Big in Japan: Sky Tree löst Tokyo Tower ab

Bei seinem Bau 1956 war der Tokyo Tower der höchste Fernsehturm der Welt. Nun wächst in Tokio ein neuer Sendeturm, der diesen Titel wieder beanspruchen kann. Links der 333 Meter hohe Tokyo Tower, links das Konzeptbild des fast doppelt so hohen Sky Tree.
Bild: Keystone

Der Tokyo Tower ist das höchste Gebäude Japans, das lernen die Kinder im Kindergarten. Er sei soooo hoch, weiss eine Sechsjährige, dass es nur elf Tokyo Tower braucht, um die Höhe des Fuji zu erreichen, des Heiligen Bergs der Japaner. Und ihr grosser Bruder erklärt, der Tokyo Tower sehe genauso aus wie der Eiffelturm in Paris, nur besser. Weil man für ihn weniger Stahl brauchte als für das Pariser Vorbild. Als der Tokyo Tower 1958 eingeweiht wurde, war er mit seinen 333 Metern der höchste Fernsehturm der Welt. Nur das Empire State Building in New York war höher.

Sieben Meter pro Woche

In wenigen Tagen wird dieses in Tokio sorgsam gepflegte Schulwissen veralten. Ohnehin ist der Tokyo Tower weltweit nur noch Nummer 21. Dieser Tage löst ihn der Tokyo Sky Tree im Stadtteil Sumida ab. Und er wächst rasant weiter. Pro Woche legt der künftig höchste Fernsehturm der Welt etwa 7 Meter zu. Anfang März war er 304 Meter hoch, diese Woche erreichte er 311 Meter. Wenn er Ende 2011 fertig sein wird, soll der Sky Tree 634 Meter hoch sein und Tokios Fernsehturm wieder zur weltweiten Nummer eins machen.

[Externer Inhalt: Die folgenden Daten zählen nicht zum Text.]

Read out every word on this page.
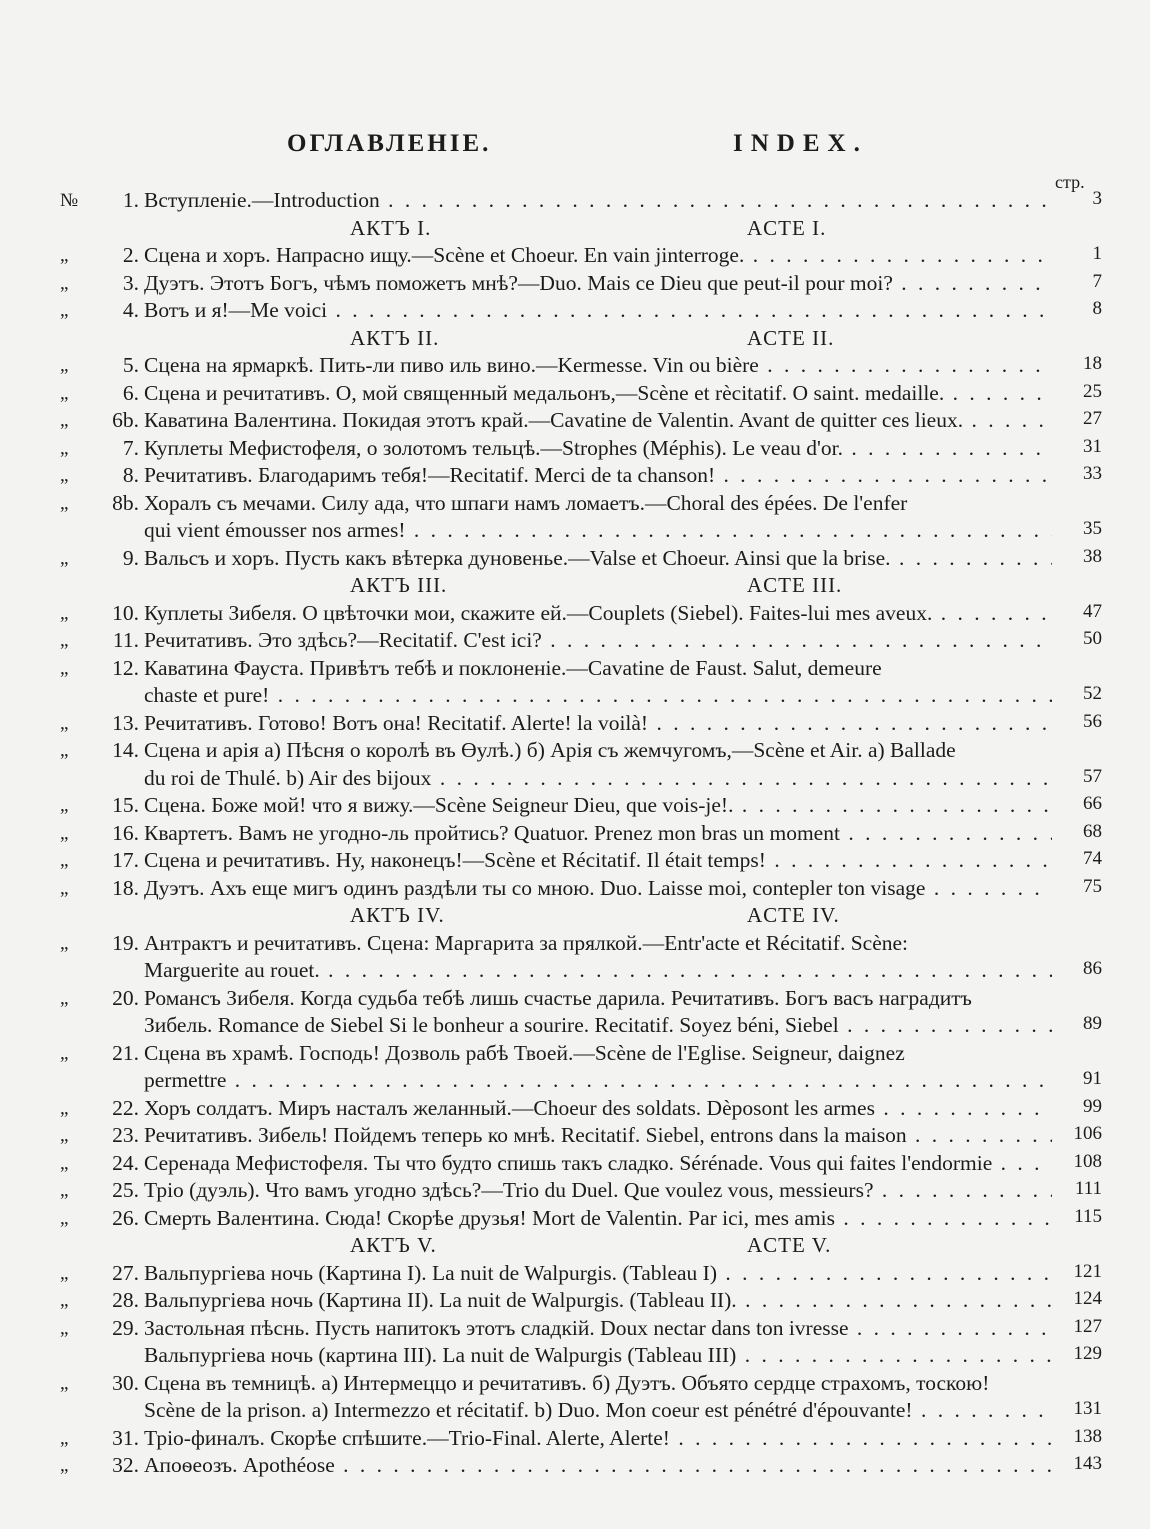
ОГЛАВЛЕНІЕ.	INDEX.
стр.
№	1. Вступленіе.—Introduction . . .	3
АКТЪ I.	ACTE I.
„	2. Сцена и хоръ. Напрасно ищу.—Scène et Choeur. En vain jinterroge. . . .	1
„	3. Дуэтъ. Этотъ Богъ, чѣмъ поможетъ мнѣ?—Duo. Mais ce Dieu que peut-il pour moi? . . .	7
„	4. Вотъ и я!—Me voici . . .	8
АКТЪ II.	ACTE II.
„	5. Сцена на ярмаркѣ. Пить-ли пиво иль вино.—Kermesse. Vin ou bière . . .	18
„	6. Сцена и речитативъ. О, мой священный медальонъ,—Scène et rècitatif. O saint. medaille. . . .	25
„	6b. Каватина Валентина. Покидая этотъ край.—Cavatine de Valentin. Avant de quitter ces lieux. . . .	27
„	7. Куплеты Мефистофеля, о золотомъ тельцѣ.—Strophes (Méphis). Le veau d'or. . . .	31
„	8. Речитативъ. Благодаримъ тебя!—Recitatif. Merci de ta chanson! . . .	33
„	8b. Хоралъ съ мечами. Силу ада, что шпаги намъ ломаетъ.—Choral des épées. De l'enfer
qui vient émousser nos armes! . . .	35
„	9. Вальсъ и хоръ. Пусть какъ вѣтерка дуновенье.—Valse et Choeur. Ainsi que la brise. . . .	38
АКТЪ III.	ACTE III.
„	10. Куплеты Зибеля. О цвѣточки мои, скажите ей.—Couplets (Siebel). Faites-lui mes aveux. . . .	47
„	11. Речитативъ. Это здѣсь?—Recitatif. C'est ici? . . .	50
„	12. Каватина Фауста. Привѣтъ тебѣ и поклоненіе.—Cavatine de Faust. Salut, demeure
chaste et pure! . . .	52
„	13. Речитативъ. Готово! Вотъ она! Recitatif. Alerte! la voilà! . . .	56
„	14. Сцена и арія а) Пѣсня о королѣ въ Өулѣ.) б) Арія съ жемчугомъ,—Scène et Air. a) Ballade
du roi de Thulé. b) Air des bijoux . . .	57
„	15. Сцена. Боже мой! что я вижу.—Scène Seigneur Dieu, que vois-je!. . . .	66
„	16. Квартетъ. Вамъ не угодно-ль пройтись? Quatuor. Prenez mon bras un moment . . .	68
„	17. Сцена и речитативъ. Ну, наконецъ!—Scène et Récitatif. Il était temps! . . .	74
„	18. Дуэтъ. Ахъ еще мигъ одинъ раздѣли ты со мною. Duo. Laisse moi, contepler ton visage . . .	75
АКТЪ IV.	ACTE IV.
„	19. Антрактъ и речитативъ. Сцена: Маргарита за прялкой.—Entr'acte et Récitatif. Scène:
Marguerite au rouet. . . .	86
„	20. Романсъ Зибеля. Когда судьба тебѣ лишь счастье дарила. Речитативъ. Богъ васъ наградитъ
Зибель. Romance de Siebel Si le bonheur a sourire. Recitatif. Soyez béni, Siebel . . .	89
„	21. Сцена въ храмѣ. Господь! Дозволь рабѣ Твоей.—Scène de l'Eglise. Seigneur, daignez
permettre . . .	91
„	22. Хоръ солдатъ. Миръ насталъ желанный.—Choeur des soldats. Dèposont les armes . . .	99
„	23. Речитативъ. Зибель! Пойдемъ теперь ко мнѣ. Recitatif. Siebel, entrons dans la maison . . .	106
„	24. Серенада Мефистофеля. Ты что будто спишь такъ сладко. Sérénade. Vous qui faites l'endormie . . .	108
„	25. Тріо (дуэль). Что вамъ угодно здѣсь?—Trio du Duel. Que voulez vous, messieurs? . . .	111
„	26. Смерть Валентина. Сюда! Скорѣе друзья! Mort de Valentin. Par ici, mes amis . . .	115
АКТЪ V.	ACTE V.
„	27. Вальпургіева ночь (Картина I). La nuit de Walpurgis. (Tableau I) . . .	121
„	28. Вальпургіева ночь (Картина II). La nuit de Walpurgis. (Tableau II). . . .	124
„	29. Застольная пѣснь. Пусть напитокъ этотъ сладкій. Doux nectar dans ton ivresse . . .	127
Вальпургіева ночь (картина III). La nuit de Walpurgis (Tableau III) . . .	129
„	30. Сцена въ темницѣ. а) Интермеццо и речитативъ. б) Дуэтъ. Объято сердце страхомъ, тоскою!
Scène de la prison. a) Intermezzo et récitatif. b) Duo. Mon coeur est pénétré d'épouvante! . . .	131
„	31. Тріо-финалъ. Скорѣе спѣшите.—Trio-Final. Alerte, Alerte! . . .	138
„	32. Апоѳеозъ. Apothéose . . .	143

Notwendig wurde der neue Sendeturm, weil die Signale vom Tokyo Tower im Wald der Hochhäuser einiger Stadtteile hängenbleiben und das den Empfang beeinträchtigt. Mit dem Umstieg vom analogen aufs digitale Fernsehen muss die Empfangsqualität verbessert werden. Der Sky Tree soll den ganzen Grossraum Tokio bedienen. Vor allem aber soll der Turm, nicht nur als der höchste, sondern mit seinen technischen Superlativen und einer futuristischen Beleuchtung den Tokiotern etwas Stolz zurückgeben. Mit nur drei Fachwerk-Stützen werde er, so die Eigenwerbung, auch zum elegantesten Fernsehturm der Welt. Und natürlich soll er eine multimediale Touristenattraktion werden. Per Webcam kann man schon heute den Bau verfolgen.

Gebaut wird der Sky Tree neben der Metro-Haltestelle Oshiage im Stadtviertel Sumida im äussersten Nordosten von Tokio. Sumida war vor dem grossen Erdbeben 1923 eines der Zentren der japanischen Hauptstadt, dicht besiedelt und arm. Auf dem gegenüberliegenden Ufer des Sumida-Flusses befindet sich der 1300 Jahre alte Asakusa-Tempel, und nördlich davon war einst das Rotlichtviertel des imperialen Japan, Yoshiwara. Fast 40’000 der etwa 105’000 Erdbeben-Toten von 1923 lebten hier. Auch die Feuerbomben der Amerikaner im Zweiten Weltkrieg trafen den Stadtteil besonders hart. In der Nachkriegszeit blieb Sumida daher eher schläfrig, weitab von den neuen Zentren. Das soll sich mit der neuen Attraktion ändern. Die Bauherren versprechen einen Stil, der Alt und Neu vereinige und das Viertel prägen werde. Dazu wollen sie die Fäden der Geschichte aufnehmen. Am nahen Kanal pflanzen sie dazu Kirschbäume.

Von Pagoden inspiriert

Ein schweres Erdbeben, wie es für Tokio vorausgesagt wird, fürchten sie nicht. Ein System, das auf die Konstruktion alter Pagoden zurückgeht, soll den Turm vor Erdbeben und Stürmen schützen. Es fängt Vibrationen in der Turmstruktur auf.

Zum höchsten Gebäude der Welt schafft es der Sky Tree freilich nicht, das bleibt das Burj Khalifa in Dubai. Aber das war der Tokyo Tower auch nie. Und schon seit 1989 redet man in Tokio von «Sky City 1000», einem 1000 Meter hohen Wolkenkratzer für 35’000 Bewohner und Büros für über 100’000 Leute. Aber noch weiss man nicht einmal, wo in Tokio er gebaut werden soll.